There are three elements that go into good preaching. The first of these is a good understanding of the text. If you don't understand the text, if your sermon doesn't deal with the text, it's worthless. We know this, we focus our studies as Lutherans on the text - that makes sense.
There are two other elements of preaching that we tend not to focus on as much. The first of these is our people. We are not preaching in a vaccuum - we are called not to be generic preachers, but called to a specific congregation with specific people. As such, our thoughts in our sermons have to be tailored to the people of our congregation. God's Word is rich - there are many different ways to go with any text. The question a preacher must ask is "what does my congregation need to hear from this text right now?" This is why the same text may be preached to a congregation year in and year out - they are different and have different needs - not felt needs, but true spiritual needs. This makes your preaching sharp.

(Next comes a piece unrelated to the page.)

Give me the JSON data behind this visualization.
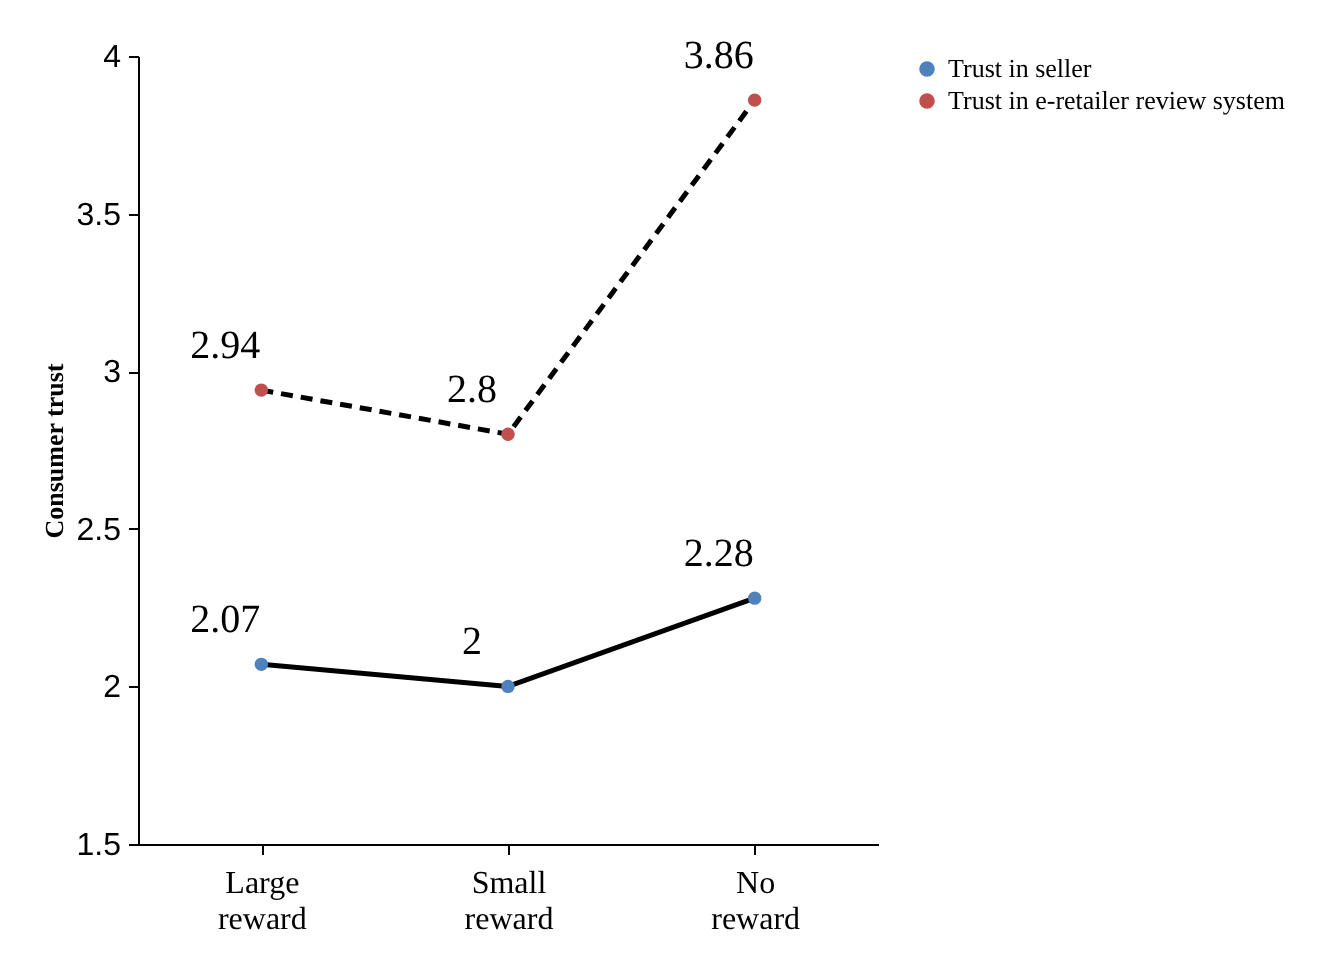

The other, and least talked about aspect of preaching is the fact that YOU are the one who is preaching. I love the way Peter Cage preaches. I'm not Cage. I love the way David Petersen preaches - but I'm not Petersen. More over - if I try to sound like Cage or Petersen my sermon will sound phoney - as though it's not from me. God calls YOU into the office to use YOU to preach His Word. Therefore, your sermon should sound like. . . You. This isn't self-aggrandizement, this isn't a pastor-cult thing. This is actually fulfilling the office which you were entrusted with. Use words that you would normally use - don't try to put on airs. Be what you are - a pastor who speaks God's Word to the sheep whom God has entrusted to his care.
Holding to the text makes for a good, solid sermon. Preaching to your people makes the sermon sharper - makes it hit home. Being yourself in the pulpit makes it easier to listen to. It's easier to shut out a generic sermon - preach to your people, and be yourself when you preach.